Thursday, February 19, 2009

A Practical Proposal for the Arcade

It's looking more and more like an Arcade adaptive re-use is unfinanceable.

If Dayton was a larger city or had a more robust economy this might be do-able. And if Dayton had strong and creative political leadership this might be do-able. But Dayton has neither.

And the Arcade complex is obsolete. It was built as a public market and shopping arcade in an era when the central business district was the undisputed economic center of the region due to interurban railways and streetcar lines focusing on the center city. In fact one of these interurbans had ticket office and waiting room in the Ludlow Street building.

But those days are long gone. The complex is functionally obsolete and long past the end of it's economic life. And the Dayton region doesnt have the economic or political capacity to accomplish an adaptive re-use.

A practical solution would be to demolish the complex and replace it with transient parking.

One might protest that there is already plenty of parking downtown. In reality this parking is not necessarily near where occasional visitors downtown would need to park. The Arcade property is.

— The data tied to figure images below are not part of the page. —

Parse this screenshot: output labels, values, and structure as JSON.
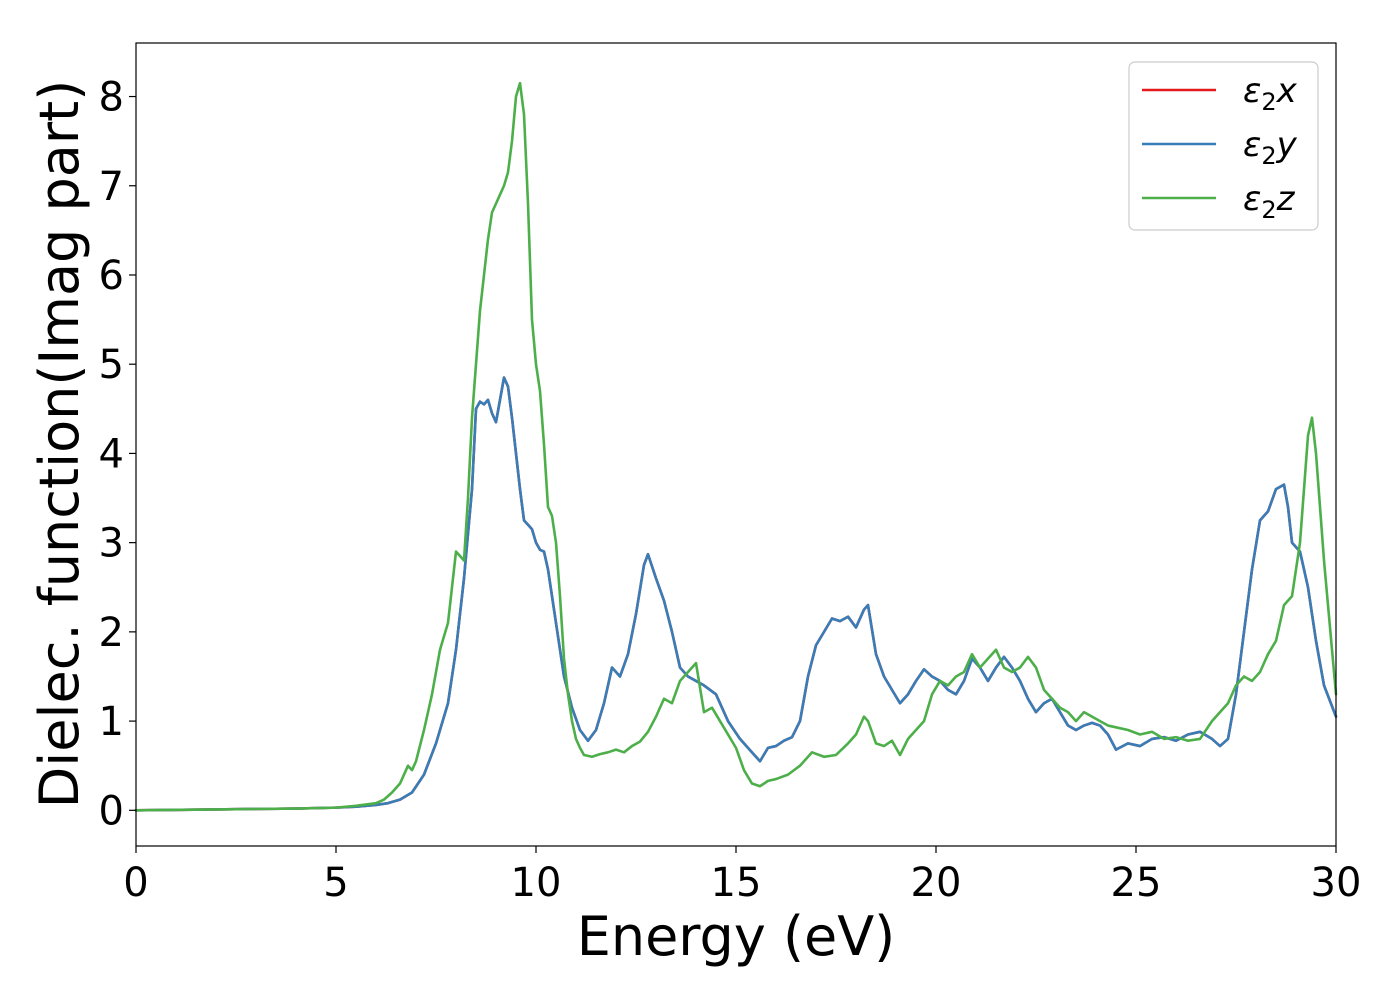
{
  "chart_data": {
    "type": "line",
    "title": "",
    "xlabel": "Energy (eV)",
    "ylabel": "Dielec. function(Imag part)",
    "xlim": [
      0,
      30
    ],
    "ylim": [
      -0.4,
      8.6
    ],
    "x_ticks": [
      "0",
      "5",
      "10",
      "15",
      "20",
      "25",
      "30"
    ],
    "y_ticks": [
      "0",
      "1",
      "2",
      "3",
      "4",
      "5",
      "6",
      "7",
      "8"
    ],
    "grid": false,
    "legend": {
      "placement": "top-right",
      "entries": [
        {
          "symbol": "ε",
          "sub": "2",
          "axis": "x",
          "color": "#e41a1c"
        },
        {
          "symbol": "ε",
          "sub": "2",
          "axis": "y",
          "color": "#377eb8"
        },
        {
          "symbol": "ε",
          "sub": "2",
          "axis": "z",
          "color": "#4daf4a"
        }
      ]
    },
    "series": [
      {
        "color": "#e41a1c",
        "x": [
          0,
          2,
          4,
          5,
          5.5,
          6,
          6.3,
          6.6,
          6.9,
          7.2,
          7.5,
          7.8,
          8.0,
          8.2,
          8.4,
          8.5,
          8.6,
          8.7,
          8.8,
          8.9,
          9.0,
          9.1,
          9.2,
          9.3,
          9.4,
          9.5,
          9.6,
          9.7,
          9.8,
          9.9,
          10.0,
          10.1,
          10.2,
          10.3,
          10.5,
          10.7,
          10.9,
          11.1,
          11.3,
          11.5,
          11.7,
          11.9,
          12.0,
          12.1,
          12.3,
          12.5,
          12.7,
          12.8,
          13.0,
          13.2,
          13.4,
          13.6,
          13.8,
          14.0,
          14.2,
          14.5,
          14.8,
          15.1,
          15.4,
          15.6,
          15.8,
          16.0,
          16.2,
          16.4,
          16.6,
          16.8,
          17.0,
          17.2,
          17.4,
          17.6,
          17.8,
          18.0,
          18.2,
          18.3,
          18.5,
          18.7,
          18.9,
          19.1,
          19.3,
          19.5,
          19.7,
          19.9,
          20.1,
          20.3,
          20.5,
          20.7,
          20.9,
          21.1,
          21.3,
          21.5,
          21.7,
          21.9,
          22.1,
          22.3,
          22.5,
          22.7,
          22.9,
          23.1,
          23.3,
          23.5,
          23.7,
          23.9,
          24.1,
          24.3,
          24.5,
          24.8,
          25.1,
          25.4,
          25.7,
          26.0,
          26.3,
          26.6,
          26.9,
          27.1,
          27.3,
          27.5,
          27.7,
          27.9,
          28.1,
          28.3,
          28.5,
          28.7,
          28.8,
          28.9,
          29.0,
          29.1,
          29.3,
          29.5,
          29.7,
          30.0
        ],
        "y": [
          0.0,
          0.01,
          0.02,
          0.03,
          0.04,
          0.06,
          0.08,
          0.12,
          0.2,
          0.4,
          0.75,
          1.2,
          1.8,
          2.6,
          3.6,
          4.5,
          4.58,
          4.55,
          4.6,
          4.45,
          4.35,
          4.6,
          4.85,
          4.75,
          4.4,
          4.0,
          3.6,
          3.25,
          3.2,
          3.15,
          3.0,
          2.92,
          2.9,
          2.7,
          2.1,
          1.5,
          1.15,
          0.9,
          0.78,
          0.9,
          1.2,
          1.6,
          1.55,
          1.5,
          1.75,
          2.2,
          2.75,
          2.87,
          2.6,
          2.35,
          2.0,
          1.6,
          1.5,
          1.45,
          1.4,
          1.3,
          1.0,
          0.8,
          0.65,
          0.55,
          0.7,
          0.72,
          0.78,
          0.82,
          1.0,
          1.5,
          1.85,
          2.0,
          2.15,
          2.12,
          2.17,
          2.05,
          2.25,
          2.3,
          1.75,
          1.5,
          1.35,
          1.2,
          1.3,
          1.45,
          1.58,
          1.5,
          1.45,
          1.35,
          1.3,
          1.45,
          1.7,
          1.6,
          1.45,
          1.6,
          1.72,
          1.6,
          1.45,
          1.25,
          1.1,
          1.2,
          1.25,
          1.1,
          0.95,
          0.9,
          0.95,
          0.98,
          0.95,
          0.85,
          0.68,
          0.75,
          0.72,
          0.8,
          0.82,
          0.78,
          0.85,
          0.88,
          0.8,
          0.72,
          0.8,
          1.3,
          2.0,
          2.7,
          3.25,
          3.35,
          3.6,
          3.65,
          3.4,
          3.0,
          2.95,
          2.9,
          2.5,
          1.9,
          1.4,
          1.05
        ]
      },
      {
        "color": "#377eb8",
        "x": [
          0,
          2,
          4,
          5,
          5.5,
          6,
          6.3,
          6.6,
          6.9,
          7.2,
          7.5,
          7.8,
          8.0,
          8.2,
          8.4,
          8.5,
          8.6,
          8.7,
          8.8,
          8.9,
          9.0,
          9.1,
          9.2,
          9.3,
          9.4,
          9.5,
          9.6,
          9.7,
          9.8,
          9.9,
          10.0,
          10.1,
          10.2,
          10.3,
          10.5,
          10.7,
          10.9,
          11.1,
          11.3,
          11.5,
          11.7,
          11.9,
          12.0,
          12.1,
          12.3,
          12.5,
          12.7,
          12.8,
          13.0,
          13.2,
          13.4,
          13.6,
          13.8,
          14.0,
          14.2,
          14.5,
          14.8,
          15.1,
          15.4,
          15.6,
          15.8,
          16.0,
          16.2,
          16.4,
          16.6,
          16.8,
          17.0,
          17.2,
          17.4,
          17.6,
          17.8,
          18.0,
          18.2,
          18.3,
          18.5,
          18.7,
          18.9,
          19.1,
          19.3,
          19.5,
          19.7,
          19.9,
          20.1,
          20.3,
          20.5,
          20.7,
          20.9,
          21.1,
          21.3,
          21.5,
          21.7,
          21.9,
          22.1,
          22.3,
          22.5,
          22.7,
          22.9,
          23.1,
          23.3,
          23.5,
          23.7,
          23.9,
          24.1,
          24.3,
          24.5,
          24.8,
          25.1,
          25.4,
          25.7,
          26.0,
          26.3,
          26.6,
          26.9,
          27.1,
          27.3,
          27.5,
          27.7,
          27.9,
          28.1,
          28.3,
          28.5,
          28.7,
          28.8,
          28.9,
          29.0,
          29.1,
          29.3,
          29.5,
          29.7,
          30.0
        ],
        "y": [
          0.0,
          0.01,
          0.02,
          0.03,
          0.04,
          0.06,
          0.08,
          0.12,
          0.2,
          0.4,
          0.75,
          1.2,
          1.8,
          2.6,
          3.6,
          4.5,
          4.58,
          4.55,
          4.6,
          4.45,
          4.35,
          4.6,
          4.85,
          4.75,
          4.4,
          4.0,
          3.6,
          3.25,
          3.2,
          3.15,
          3.0,
          2.92,
          2.9,
          2.7,
          2.1,
          1.5,
          1.15,
          0.9,
          0.78,
          0.9,
          1.2,
          1.6,
          1.55,
          1.5,
          1.75,
          2.2,
          2.75,
          2.87,
          2.6,
          2.35,
          2.0,
          1.6,
          1.5,
          1.45,
          1.4,
          1.3,
          1.0,
          0.8,
          0.65,
          0.55,
          0.7,
          0.72,
          0.78,
          0.82,
          1.0,
          1.5,
          1.85,
          2.0,
          2.15,
          2.12,
          2.17,
          2.05,
          2.25,
          2.3,
          1.75,
          1.5,
          1.35,
          1.2,
          1.3,
          1.45,
          1.58,
          1.5,
          1.45,
          1.35,
          1.3,
          1.45,
          1.7,
          1.6,
          1.45,
          1.6,
          1.72,
          1.6,
          1.45,
          1.25,
          1.1,
          1.2,
          1.25,
          1.1,
          0.95,
          0.9,
          0.95,
          0.98,
          0.95,
          0.85,
          0.68,
          0.75,
          0.72,
          0.8,
          0.82,
          0.78,
          0.85,
          0.88,
          0.8,
          0.72,
          0.8,
          1.3,
          2.0,
          2.7,
          3.25,
          3.35,
          3.6,
          3.65,
          3.4,
          3.0,
          2.95,
          2.9,
          2.5,
          1.9,
          1.4,
          1.05
        ]
      },
      {
        "color": "#4daf4a",
        "x": [
          0,
          2,
          4,
          5,
          5.5,
          6,
          6.2,
          6.4,
          6.6,
          6.8,
          6.9,
          7.0,
          7.2,
          7.4,
          7.6,
          7.8,
          8.0,
          8.1,
          8.2,
          8.3,
          8.4,
          8.5,
          8.6,
          8.7,
          8.8,
          8.9,
          9.0,
          9.1,
          9.2,
          9.3,
          9.4,
          9.5,
          9.6,
          9.7,
          9.8,
          9.9,
          10.0,
          10.1,
          10.2,
          10.3,
          10.4,
          10.5,
          10.6,
          10.7,
          10.8,
          10.9,
          11.0,
          11.1,
          11.2,
          11.4,
          11.6,
          11.8,
          12.0,
          12.2,
          12.4,
          12.6,
          12.8,
          13.0,
          13.2,
          13.4,
          13.6,
          13.8,
          14.0,
          14.2,
          14.4,
          14.6,
          14.8,
          15.0,
          15.2,
          15.4,
          15.6,
          15.8,
          16.0,
          16.3,
          16.6,
          16.9,
          17.2,
          17.5,
          17.8,
          18.0,
          18.2,
          18.3,
          18.5,
          18.7,
          18.9,
          19.1,
          19.3,
          19.5,
          19.7,
          19.9,
          20.1,
          20.3,
          20.5,
          20.7,
          20.9,
          21.1,
          21.3,
          21.5,
          21.7,
          21.9,
          22.1,
          22.3,
          22.5,
          22.7,
          22.9,
          23.1,
          23.3,
          23.5,
          23.7,
          23.9,
          24.1,
          24.3,
          24.5,
          24.8,
          25.1,
          25.4,
          25.7,
          26.0,
          26.3,
          26.6,
          26.9,
          27.1,
          27.3,
          27.5,
          27.7,
          27.9,
          28.1,
          28.3,
          28.5,
          28.7,
          28.9,
          29.1,
          29.2,
          29.3,
          29.4,
          29.5,
          29.6,
          29.7,
          29.8,
          29.9,
          30.0
        ],
        "y": [
          0.0,
          0.01,
          0.02,
          0.03,
          0.05,
          0.08,
          0.12,
          0.2,
          0.3,
          0.5,
          0.45,
          0.55,
          0.9,
          1.3,
          1.8,
          2.1,
          2.9,
          2.85,
          2.8,
          3.5,
          4.4,
          5.0,
          5.6,
          6.0,
          6.4,
          6.7,
          6.8,
          6.9,
          7.0,
          7.15,
          7.5,
          8.0,
          8.15,
          7.8,
          6.8,
          5.5,
          5.0,
          4.7,
          4.1,
          3.4,
          3.3,
          3.0,
          2.4,
          1.7,
          1.3,
          1.0,
          0.8,
          0.7,
          0.62,
          0.6,
          0.63,
          0.65,
          0.68,
          0.65,
          0.72,
          0.77,
          0.88,
          1.05,
          1.25,
          1.2,
          1.45,
          1.55,
          1.65,
          1.1,
          1.15,
          1.0,
          0.85,
          0.7,
          0.45,
          0.3,
          0.27,
          0.33,
          0.35,
          0.4,
          0.5,
          0.65,
          0.6,
          0.62,
          0.75,
          0.85,
          1.05,
          1.0,
          0.75,
          0.72,
          0.78,
          0.62,
          0.8,
          0.9,
          1.0,
          1.3,
          1.45,
          1.4,
          1.5,
          1.55,
          1.75,
          1.6,
          1.7,
          1.8,
          1.6,
          1.55,
          1.6,
          1.72,
          1.6,
          1.35,
          1.25,
          1.15,
          1.1,
          1.0,
          1.1,
          1.05,
          1.0,
          0.95,
          0.93,
          0.9,
          0.85,
          0.88,
          0.8,
          0.82,
          0.78,
          0.8,
          1.0,
          1.1,
          1.2,
          1.4,
          1.5,
          1.45,
          1.55,
          1.75,
          1.9,
          2.3,
          2.4,
          3.0,
          3.6,
          4.2,
          4.4,
          4.0,
          3.4,
          2.8,
          2.3,
          1.8,
          1.3
        ]
      }
    ]
  }
}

The following graphic shows the situation:

The red color is Bob Shifflers property. None of these buildings has parking but some of them, particularly the Kuhns Building, does see visitors stopping off for business appointments (particularly the AIDS foundation). The blue are government buildings. Of these the auto liscense and title office in the Reibold would get people who might need mid-term parking longer than whats available on the meters. The orange are private sector properties of various kinds. Of particular interest is 40 W 4th, which has a medical adminstrative tenant and especially One Dayton Center which has the Wright-Patt Credit Union and will soon have 5/3 Bank. Add to that the lawyers offices on the upper floors.

So there is a large cluster of activity around the Arcade site that would draw people in for appointments or buisness visits that might last longer than the short term parking provided by the street meters. So there would be a real demand for transient public parking on this block, and perhaps even reserved daily parking for the tenants in the Shiffler properties.

It seems the best option for the Arcade is, when all is said and done, another parking lot.


Woodrowfan said...

what a waste of an interesting, historic building...

Jefferey said...

Oh well.

Anonymous said...

A part of me will die along with the Dayton Arcade, if indeed it becomes a parking lot. This building is hands down the most intersting edifice downtown, and the link from history to living memory... well, that alone is worth saving the place.